Koninklijk wapen en Rijkswapen
Het wapen van het Koninkrijk der Nederlanden (Rijkswapen) en dat van de Koningen der Nederlanden (Koninklijk wapen) is vanaf de oprichting van het Koninkrijk in 1815 identiek. Het Koninklijk wapen wordt sinds 1907 gekenmerkt door een gouden klimmende leeuw met gravenkroon. De blauwe Achtergrond (het veld) is bezaaid met verticale gouden blokjes. De term ‘bezaaid’ geeft in de heraldiek aan dat het aantal niet vaststaat, waardoor er ook een aantal niet compleet is afgebeeld. Op het wapenschild is een Koningskroon ge-plaatst. Op een lint dat onder het wapenschild bevestigd is, staat de spreuk ‘Je Maintiendrai’.
Bij Koninklijk besluit van 10 juli 1907 (Stb. 181) werd het Koninklijk Wapen, tevens Rijkswapen, aangepast. De leeuw in het schild en de schildhoudende leeuwen droegen vóór die tijd alle drie de Koninklijke troon, maar raakten deze kwijt nu de toegevoegde purperen hermelijn gevoerde mantel, gedekt door een purperen baldakijn, een Koningskroon ging dragen.
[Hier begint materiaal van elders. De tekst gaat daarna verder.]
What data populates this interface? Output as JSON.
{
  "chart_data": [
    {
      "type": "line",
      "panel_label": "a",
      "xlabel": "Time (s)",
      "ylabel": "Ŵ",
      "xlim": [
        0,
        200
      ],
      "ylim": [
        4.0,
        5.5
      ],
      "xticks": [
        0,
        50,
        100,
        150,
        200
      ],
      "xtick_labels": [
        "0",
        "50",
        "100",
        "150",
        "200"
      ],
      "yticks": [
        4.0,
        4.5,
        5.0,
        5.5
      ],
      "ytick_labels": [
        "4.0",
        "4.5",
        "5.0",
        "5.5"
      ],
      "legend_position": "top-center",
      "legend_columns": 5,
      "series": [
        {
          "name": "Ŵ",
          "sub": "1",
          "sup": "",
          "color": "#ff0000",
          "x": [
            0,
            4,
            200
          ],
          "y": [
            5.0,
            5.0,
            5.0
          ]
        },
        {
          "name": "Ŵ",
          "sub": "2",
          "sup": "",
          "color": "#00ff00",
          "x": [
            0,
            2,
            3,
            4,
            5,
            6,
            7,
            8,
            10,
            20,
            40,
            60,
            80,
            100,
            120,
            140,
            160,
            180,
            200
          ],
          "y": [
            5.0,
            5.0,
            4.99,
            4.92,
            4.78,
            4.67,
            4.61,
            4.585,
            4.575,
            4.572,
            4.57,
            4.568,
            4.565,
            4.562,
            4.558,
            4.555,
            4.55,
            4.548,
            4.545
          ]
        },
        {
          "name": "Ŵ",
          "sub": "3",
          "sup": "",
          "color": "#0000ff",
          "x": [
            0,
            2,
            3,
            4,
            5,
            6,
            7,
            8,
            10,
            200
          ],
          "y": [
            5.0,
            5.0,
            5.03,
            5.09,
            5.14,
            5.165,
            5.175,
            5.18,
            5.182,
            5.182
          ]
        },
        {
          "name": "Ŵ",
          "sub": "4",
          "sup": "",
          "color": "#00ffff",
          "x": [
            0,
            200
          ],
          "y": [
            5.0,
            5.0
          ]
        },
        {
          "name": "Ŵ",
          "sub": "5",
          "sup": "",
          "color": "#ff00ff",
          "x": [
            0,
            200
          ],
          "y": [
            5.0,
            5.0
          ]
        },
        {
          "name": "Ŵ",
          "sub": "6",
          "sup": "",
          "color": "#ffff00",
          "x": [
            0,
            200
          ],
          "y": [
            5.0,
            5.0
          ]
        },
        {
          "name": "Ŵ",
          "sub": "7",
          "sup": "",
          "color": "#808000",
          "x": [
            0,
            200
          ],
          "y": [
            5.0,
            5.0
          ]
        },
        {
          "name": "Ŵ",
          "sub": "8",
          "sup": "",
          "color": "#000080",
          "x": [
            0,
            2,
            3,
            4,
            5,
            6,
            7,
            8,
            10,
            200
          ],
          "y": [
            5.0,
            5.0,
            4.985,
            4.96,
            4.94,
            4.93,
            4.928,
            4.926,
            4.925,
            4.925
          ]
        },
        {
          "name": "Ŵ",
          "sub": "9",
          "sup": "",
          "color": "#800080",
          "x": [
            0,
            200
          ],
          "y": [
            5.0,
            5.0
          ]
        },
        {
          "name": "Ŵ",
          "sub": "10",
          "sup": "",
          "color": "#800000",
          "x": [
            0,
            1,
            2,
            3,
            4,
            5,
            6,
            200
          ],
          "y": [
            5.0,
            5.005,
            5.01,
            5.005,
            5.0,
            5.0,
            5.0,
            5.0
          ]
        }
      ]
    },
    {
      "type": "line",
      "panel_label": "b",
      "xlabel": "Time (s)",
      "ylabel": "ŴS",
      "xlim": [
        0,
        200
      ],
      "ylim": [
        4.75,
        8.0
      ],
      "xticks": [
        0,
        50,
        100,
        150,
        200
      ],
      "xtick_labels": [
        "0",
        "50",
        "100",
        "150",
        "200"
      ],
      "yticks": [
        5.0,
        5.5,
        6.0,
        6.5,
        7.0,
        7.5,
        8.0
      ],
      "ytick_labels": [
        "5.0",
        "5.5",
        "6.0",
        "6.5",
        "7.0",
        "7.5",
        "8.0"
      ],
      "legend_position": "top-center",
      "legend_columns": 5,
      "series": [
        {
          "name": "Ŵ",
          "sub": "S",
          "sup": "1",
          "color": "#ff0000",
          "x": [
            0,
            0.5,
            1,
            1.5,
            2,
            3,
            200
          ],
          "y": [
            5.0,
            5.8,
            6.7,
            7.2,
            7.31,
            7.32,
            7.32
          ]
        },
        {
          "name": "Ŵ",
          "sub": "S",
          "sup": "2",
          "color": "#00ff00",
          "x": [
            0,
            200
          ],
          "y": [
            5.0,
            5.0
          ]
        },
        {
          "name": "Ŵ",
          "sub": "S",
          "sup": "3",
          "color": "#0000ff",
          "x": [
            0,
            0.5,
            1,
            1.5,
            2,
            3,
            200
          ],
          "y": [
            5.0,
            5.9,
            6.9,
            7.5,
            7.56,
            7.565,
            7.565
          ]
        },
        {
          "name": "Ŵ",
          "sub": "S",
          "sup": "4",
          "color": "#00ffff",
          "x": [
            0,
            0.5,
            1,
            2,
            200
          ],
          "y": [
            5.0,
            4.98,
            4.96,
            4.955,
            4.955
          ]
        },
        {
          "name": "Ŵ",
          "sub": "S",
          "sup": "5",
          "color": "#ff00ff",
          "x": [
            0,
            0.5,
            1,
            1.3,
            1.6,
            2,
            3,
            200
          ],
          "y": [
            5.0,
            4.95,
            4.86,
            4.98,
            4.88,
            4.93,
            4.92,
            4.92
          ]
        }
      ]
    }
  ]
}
De leeuw op het wapenschild draagt een zwaard en een bundel van zeven pijlen. De leeuw is afkomstig uit het wapen van het Huis Nassau, het zwaard en de pijlenbundel van de Statenleeuw. De Statenleeuw stond op het wapen van de Staten-Generaal tijdens de Republiek der Verenigde Nederlanden. De pijlen staan symbool voor de zeven provinciën en symboliseren ook samenwerking. De afzonderlijke pijlen zijn kwetsbaar, maar samen vormen ze een grote kracht.
De kroon en de mantel benadrukken de Koninklijke waardigheid van het Huis van Oranje-Nassau.